In her lawsuit, filed on her behalf by attorneys Lisa Ludwig of Ludwig Runstein in Portland, Oregon, and J. Morgan Philpot of Alpine, Utah, Jeanette Finicum likened her husband’s situation to that of a North Korean citizen “attempting a desperate border run for safety.”

FBI spokeswoman Beth Ann Steele said the FBI does not comment on pending litigation. Representatives for Oregon State Police and Gov. Kate Brown did not immediately return phone calls requesting comment.

The group LaVoy Finicum was a part of claimed during the Oregon occupation that sheriffs have the power to overrule state and federal authorities – which is why, two years ago today, they left the bird sanctuary heavily guarded and drove in a caravan to neighboring Grant County. That county’s sheriff Glenn Palmer was an outspoken ally of the Bundy cause and the group believed Palmer could shield them from the government agents who had descended on Harney County, in the remote southeastern corner of Oregon.

But the FBI had an informant: Mark McConnell, who was driving the jeep carrying Ammon Bundy and his bodyguard. Oregon State Police surprised the group with a roadblock. McConnell stopped, allowing agents to arrest Bundy and his bodyguard without incident.

LaVoy Finicum, 54, stopped his truck too. Cellphone video from inside the truck showed its occupants debating what to do as the truck idled on the snowy road.

Finicum rolled down his window.

“Shoot me, just shoot me,” he called out the window. “Put the bullet through me!”

Anxious debate continued inside the truck until fellow occupier Shawna Cox decided for the group.

“Go. Gun it!” Cox yelled.

Finicum sped off through the snow. A mile and a half later, he tried to swerve around the second roadblock and rammed into a snow bank.

Finicum leapt from the truck as it stopped, hopping through the deep drifts and yelling, “You’re gonna have to shoot me!” He approached two cops, while a third was behind him.

When he appeared to reach for the loaded 9mm semi-automatic handgun police said was tucked into the inside pocket of his denim jacket, the Oregon State trooper opened fire. Three bullets hit him, one in the heart.

Jeanette Finicum, her 12 children and LaVoy’s estate sued a laundry list of agencies and officials involved in the monitoring and investigations of both the Oregon and Nevada standoffs. She wants $70 million – $5 million per plaintiff – in general damages on a wrongful death claim from the United States, the FBI and the Bureau of Land Management.

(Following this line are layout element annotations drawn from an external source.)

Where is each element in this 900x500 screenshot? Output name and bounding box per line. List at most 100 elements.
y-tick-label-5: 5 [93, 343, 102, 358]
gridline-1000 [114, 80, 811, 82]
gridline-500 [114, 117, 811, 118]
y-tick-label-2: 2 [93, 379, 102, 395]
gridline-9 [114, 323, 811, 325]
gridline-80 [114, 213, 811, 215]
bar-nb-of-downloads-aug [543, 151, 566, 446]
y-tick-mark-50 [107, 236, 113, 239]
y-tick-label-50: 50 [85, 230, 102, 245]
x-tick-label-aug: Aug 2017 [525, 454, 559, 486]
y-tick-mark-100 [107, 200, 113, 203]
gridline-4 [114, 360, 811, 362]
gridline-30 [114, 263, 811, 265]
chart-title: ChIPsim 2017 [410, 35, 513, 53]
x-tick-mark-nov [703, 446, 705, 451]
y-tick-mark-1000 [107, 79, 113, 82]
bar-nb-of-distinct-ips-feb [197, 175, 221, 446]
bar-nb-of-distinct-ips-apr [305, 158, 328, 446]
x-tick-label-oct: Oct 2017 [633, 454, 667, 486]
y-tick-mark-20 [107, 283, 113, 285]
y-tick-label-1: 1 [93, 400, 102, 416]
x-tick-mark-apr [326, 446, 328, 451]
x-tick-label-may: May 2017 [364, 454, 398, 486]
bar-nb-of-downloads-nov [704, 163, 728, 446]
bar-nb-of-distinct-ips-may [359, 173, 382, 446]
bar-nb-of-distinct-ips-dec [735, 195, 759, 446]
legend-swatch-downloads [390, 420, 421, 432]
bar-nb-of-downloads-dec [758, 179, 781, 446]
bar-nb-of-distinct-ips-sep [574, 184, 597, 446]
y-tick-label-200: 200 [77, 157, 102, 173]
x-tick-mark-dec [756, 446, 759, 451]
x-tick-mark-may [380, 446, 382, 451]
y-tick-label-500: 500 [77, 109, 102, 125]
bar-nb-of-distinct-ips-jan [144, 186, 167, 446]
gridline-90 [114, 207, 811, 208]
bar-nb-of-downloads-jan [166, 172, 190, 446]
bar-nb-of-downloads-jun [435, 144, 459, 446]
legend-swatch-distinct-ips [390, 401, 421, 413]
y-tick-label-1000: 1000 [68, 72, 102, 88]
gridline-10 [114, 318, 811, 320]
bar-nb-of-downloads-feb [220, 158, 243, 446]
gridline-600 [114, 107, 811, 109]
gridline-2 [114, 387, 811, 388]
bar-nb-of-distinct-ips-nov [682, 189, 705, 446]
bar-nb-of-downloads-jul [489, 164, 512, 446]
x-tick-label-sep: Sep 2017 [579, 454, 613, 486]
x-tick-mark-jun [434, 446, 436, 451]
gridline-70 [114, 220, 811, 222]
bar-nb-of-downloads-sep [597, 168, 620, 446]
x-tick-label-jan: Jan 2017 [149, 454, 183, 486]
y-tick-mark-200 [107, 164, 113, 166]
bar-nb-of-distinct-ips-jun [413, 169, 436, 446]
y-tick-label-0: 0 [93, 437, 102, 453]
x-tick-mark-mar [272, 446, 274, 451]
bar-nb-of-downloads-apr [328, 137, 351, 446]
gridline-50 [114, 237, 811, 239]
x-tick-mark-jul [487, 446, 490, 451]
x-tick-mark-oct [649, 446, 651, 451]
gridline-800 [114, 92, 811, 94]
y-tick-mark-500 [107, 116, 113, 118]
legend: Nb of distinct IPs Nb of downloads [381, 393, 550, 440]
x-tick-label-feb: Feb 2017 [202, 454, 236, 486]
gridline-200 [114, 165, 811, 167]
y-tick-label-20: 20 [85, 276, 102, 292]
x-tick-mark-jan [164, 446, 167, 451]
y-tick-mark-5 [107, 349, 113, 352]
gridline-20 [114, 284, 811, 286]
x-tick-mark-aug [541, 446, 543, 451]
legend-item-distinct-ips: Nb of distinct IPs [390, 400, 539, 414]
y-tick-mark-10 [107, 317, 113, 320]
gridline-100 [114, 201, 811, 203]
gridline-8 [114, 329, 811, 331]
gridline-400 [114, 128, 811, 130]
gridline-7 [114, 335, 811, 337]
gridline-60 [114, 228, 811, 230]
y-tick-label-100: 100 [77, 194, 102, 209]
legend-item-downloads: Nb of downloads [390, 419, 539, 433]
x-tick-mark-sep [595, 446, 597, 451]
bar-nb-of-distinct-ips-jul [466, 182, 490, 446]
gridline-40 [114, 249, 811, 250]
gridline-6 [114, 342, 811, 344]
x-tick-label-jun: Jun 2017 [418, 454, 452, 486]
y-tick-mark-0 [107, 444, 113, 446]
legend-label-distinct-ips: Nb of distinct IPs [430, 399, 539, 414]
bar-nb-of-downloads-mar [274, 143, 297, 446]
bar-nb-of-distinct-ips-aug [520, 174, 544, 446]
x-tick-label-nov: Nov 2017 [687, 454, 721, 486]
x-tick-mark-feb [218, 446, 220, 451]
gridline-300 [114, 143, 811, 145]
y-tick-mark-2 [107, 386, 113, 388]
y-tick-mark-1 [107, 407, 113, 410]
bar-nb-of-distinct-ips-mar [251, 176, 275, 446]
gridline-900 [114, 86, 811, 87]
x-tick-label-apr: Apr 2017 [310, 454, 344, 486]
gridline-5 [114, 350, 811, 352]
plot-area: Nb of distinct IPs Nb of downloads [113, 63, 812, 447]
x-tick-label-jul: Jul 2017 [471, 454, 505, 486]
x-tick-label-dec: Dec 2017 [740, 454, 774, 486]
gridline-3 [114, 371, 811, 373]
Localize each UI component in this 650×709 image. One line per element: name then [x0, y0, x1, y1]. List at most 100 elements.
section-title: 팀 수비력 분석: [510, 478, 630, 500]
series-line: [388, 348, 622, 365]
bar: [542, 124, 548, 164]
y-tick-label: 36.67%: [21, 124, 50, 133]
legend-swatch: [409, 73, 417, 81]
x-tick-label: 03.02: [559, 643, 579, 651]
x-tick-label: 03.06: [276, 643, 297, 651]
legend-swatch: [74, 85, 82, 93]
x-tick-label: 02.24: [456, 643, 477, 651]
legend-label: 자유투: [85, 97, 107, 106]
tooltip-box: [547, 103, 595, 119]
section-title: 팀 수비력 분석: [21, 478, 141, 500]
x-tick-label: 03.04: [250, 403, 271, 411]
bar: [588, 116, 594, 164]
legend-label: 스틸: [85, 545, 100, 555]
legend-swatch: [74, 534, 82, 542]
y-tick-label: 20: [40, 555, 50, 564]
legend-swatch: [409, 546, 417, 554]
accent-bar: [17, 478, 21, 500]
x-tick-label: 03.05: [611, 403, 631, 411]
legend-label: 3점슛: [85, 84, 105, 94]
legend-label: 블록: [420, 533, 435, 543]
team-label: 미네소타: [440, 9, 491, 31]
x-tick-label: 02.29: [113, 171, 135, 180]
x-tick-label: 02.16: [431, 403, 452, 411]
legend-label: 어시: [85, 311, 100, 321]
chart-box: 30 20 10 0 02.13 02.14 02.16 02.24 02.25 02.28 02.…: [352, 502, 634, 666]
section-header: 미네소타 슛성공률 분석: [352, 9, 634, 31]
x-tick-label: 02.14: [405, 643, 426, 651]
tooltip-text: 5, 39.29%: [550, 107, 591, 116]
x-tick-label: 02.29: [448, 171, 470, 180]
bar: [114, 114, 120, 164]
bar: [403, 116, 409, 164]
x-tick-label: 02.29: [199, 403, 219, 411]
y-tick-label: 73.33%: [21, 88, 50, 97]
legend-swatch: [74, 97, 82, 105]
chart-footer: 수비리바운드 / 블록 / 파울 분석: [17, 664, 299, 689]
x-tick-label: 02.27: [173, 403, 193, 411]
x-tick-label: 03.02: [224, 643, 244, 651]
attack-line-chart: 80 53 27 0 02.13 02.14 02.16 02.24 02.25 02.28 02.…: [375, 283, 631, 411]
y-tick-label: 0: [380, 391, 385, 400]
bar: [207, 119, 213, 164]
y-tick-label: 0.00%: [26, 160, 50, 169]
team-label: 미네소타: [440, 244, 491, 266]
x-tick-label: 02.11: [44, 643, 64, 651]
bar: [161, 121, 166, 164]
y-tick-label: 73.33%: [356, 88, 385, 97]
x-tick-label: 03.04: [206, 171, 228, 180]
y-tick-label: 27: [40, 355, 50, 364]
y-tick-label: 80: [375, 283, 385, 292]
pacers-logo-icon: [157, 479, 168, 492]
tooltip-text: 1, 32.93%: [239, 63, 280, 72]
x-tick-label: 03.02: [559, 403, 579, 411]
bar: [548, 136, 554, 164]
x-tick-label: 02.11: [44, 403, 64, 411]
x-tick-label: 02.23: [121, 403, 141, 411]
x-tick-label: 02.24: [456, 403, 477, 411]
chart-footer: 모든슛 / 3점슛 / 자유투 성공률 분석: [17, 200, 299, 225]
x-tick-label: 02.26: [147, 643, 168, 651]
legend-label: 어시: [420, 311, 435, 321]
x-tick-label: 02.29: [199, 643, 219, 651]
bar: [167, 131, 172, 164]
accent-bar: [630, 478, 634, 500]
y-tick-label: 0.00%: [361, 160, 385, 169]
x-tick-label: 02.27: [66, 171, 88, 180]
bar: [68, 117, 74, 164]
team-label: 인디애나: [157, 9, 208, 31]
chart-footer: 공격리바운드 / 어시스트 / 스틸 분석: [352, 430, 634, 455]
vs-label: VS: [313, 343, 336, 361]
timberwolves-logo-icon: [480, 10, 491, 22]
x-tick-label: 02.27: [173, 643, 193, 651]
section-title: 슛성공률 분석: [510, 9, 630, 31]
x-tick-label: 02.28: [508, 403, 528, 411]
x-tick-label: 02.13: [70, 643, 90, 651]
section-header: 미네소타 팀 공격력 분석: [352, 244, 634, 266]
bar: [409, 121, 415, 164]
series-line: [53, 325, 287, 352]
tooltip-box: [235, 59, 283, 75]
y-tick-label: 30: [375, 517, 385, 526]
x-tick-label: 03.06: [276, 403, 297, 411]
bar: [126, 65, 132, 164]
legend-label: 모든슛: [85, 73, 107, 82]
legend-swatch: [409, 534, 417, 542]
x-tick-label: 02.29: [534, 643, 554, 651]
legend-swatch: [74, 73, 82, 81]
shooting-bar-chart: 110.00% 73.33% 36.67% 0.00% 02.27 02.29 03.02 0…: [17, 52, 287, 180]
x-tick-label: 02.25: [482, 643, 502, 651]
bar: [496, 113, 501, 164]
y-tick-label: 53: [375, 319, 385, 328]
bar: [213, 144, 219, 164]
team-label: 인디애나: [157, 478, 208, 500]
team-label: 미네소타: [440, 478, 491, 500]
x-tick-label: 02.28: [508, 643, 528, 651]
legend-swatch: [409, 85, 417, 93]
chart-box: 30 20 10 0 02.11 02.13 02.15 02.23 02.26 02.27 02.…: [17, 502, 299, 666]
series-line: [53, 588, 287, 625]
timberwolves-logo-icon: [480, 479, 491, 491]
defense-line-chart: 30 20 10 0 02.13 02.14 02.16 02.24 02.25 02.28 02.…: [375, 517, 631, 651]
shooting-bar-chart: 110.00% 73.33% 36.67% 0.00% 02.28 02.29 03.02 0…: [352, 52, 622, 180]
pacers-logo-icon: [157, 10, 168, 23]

Other defendants include former BLM agent Daniel P. Love; Salvatore Lauro; retired U.S. Senator Harry Reid; former FBI agent in charge of Oregon Greg Bretzing; FBI agent W. Joseph Astarita; the state of Oregon; Oregon State Police; Gov. Brown; Oregon Senator Ron Wyden; Harney County; Harney County Sheriff Dave Ward; former Harney County Judge Steve Grasty; and the Center for Biological Diversity.

Jeanette and the others also seek punitive damages.